Son premier rôle marquant, Gaspar Noé le lui confie. Dans Climax, elle interprète Selva, meneuse d’une troupe en pleine descente psychotrope. Le film est physique, halluciné, chorégraphié à la limite du corps. Elle ne joue pas : elle est là, intensément, sans filtre. Cette performance la révèle. Et marque durablement.
Des choix assumés

Dans No Man’s Land (Arte), elle incarne une combattante kurde avec une justesse qui bouleverse. Dans Les Sauvages, elle impose une force politique, toute en tension. Au théâtre, elle crève la scène dans Tous des oiseaux de Wajdi Mouawad. Une présence qui prend racine, qui s’étire, qui vibre.
Le cinéma d’auteur la repère vite. Philippe Garrel (Le Sel des larmes), Cédric Klapisch (En corps), Noémie Merlant (Les Femmes au balcon) : à chaque film, elle propose autre chose. Jamais la même. Toujours juste. Elle n’imite pas. Elle capte. Et elle transmet.
En 2024, elle rejoint l’univers de Denis Villeneuve. Dans Dune : Deuxième Partie, elle incarne Shishakli, une guerrière Fremen à la présence muette, mais ancrée. Ce rôle la fait passer de l’intime à l’épique. Elle entre dans un autre registre — sans rien perdre de sa densité.
Aux côtés de Zendaya et Timothée Chalamet, elle impose une nouvelle gravité. Elle devient l’une des Shooting Stars de la Berlinale. Et son nom revient, calmement mais sûrement, dans les listes des espoirs aux César.
Une comédienne d’aujourd’hui, tournée vers demain

Souheila Yacoub échappe aux cases. Elle passe d’un projet à l’autre avec une exigence rare, refusant de se laisser définir. Tantôt politique, tantôt sauvage, parfois classique, parfois radicale : elle navigue entre les registres avec une aisance déconcertante.
Elle parle plusieurs langues, mais surtout plusieurs langages. Le silence, chez elle, dit autant que le verbe. Ainsi, son jeu ne cherche jamais l’effet.

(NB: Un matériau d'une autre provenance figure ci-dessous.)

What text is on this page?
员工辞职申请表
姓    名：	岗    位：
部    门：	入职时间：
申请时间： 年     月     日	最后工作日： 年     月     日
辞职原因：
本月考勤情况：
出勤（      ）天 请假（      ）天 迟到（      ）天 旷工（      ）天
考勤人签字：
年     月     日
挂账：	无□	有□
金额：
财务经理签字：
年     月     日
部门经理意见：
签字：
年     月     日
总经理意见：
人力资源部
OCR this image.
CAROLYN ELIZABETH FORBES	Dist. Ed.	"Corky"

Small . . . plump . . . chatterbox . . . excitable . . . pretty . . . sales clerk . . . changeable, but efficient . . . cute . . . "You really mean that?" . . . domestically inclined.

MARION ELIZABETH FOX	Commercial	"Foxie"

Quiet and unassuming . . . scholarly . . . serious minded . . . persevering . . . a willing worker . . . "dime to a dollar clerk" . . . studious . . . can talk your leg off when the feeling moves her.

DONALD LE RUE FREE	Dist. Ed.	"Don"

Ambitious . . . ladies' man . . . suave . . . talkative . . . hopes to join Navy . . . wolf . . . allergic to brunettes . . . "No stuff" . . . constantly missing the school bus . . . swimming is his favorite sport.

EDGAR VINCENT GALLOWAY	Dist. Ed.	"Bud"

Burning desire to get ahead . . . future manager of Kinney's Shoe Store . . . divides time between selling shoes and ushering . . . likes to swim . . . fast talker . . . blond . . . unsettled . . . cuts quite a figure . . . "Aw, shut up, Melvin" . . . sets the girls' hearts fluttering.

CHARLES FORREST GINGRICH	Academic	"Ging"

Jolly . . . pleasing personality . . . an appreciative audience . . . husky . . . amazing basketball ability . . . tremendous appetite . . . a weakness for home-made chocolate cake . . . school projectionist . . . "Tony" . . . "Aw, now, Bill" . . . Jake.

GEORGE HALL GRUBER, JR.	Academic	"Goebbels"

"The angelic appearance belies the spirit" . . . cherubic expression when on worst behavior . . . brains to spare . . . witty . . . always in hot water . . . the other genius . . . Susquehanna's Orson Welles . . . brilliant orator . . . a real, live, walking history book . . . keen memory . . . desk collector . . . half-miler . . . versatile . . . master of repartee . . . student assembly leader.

Il reste intérieur, tendu, vibrant.
Sur sa vie personnelle, elle garde la même maîtrise. On lui connaît une relation avec Lomepal, mais elle n’en fait jamais un sujet. Pas de mise en scène, ni d’apparitions calculées. Ce qu’elle choisit de taire renforce ce qu’elle donne à l’écran.
Sa retenue n’est pas un retrait, mais une forme d’intensité — profonde, contenue, lumineuse sans débordement.
De la gymnastique à la scène, de Miss à actrice habitée, Souheila Yacoub suit une trajectoire imprévisible, cohérente dans son audace. Là où on croit l’attendre, elle bifurque. Et chaque apparition déplace quelque chose. Elle trouble, elle capte, elle fracture doucement.
Son cinéma, à l’image de son corps, est mouvant, enraciné, libre. Dans un monde qui classe, catégorise, réduit, elle rappelle que certaines présences échappent à l’étiquette. Parce que l’essentiel, chez elle, ne se déclare pas. Il s’impose. Il se ressent.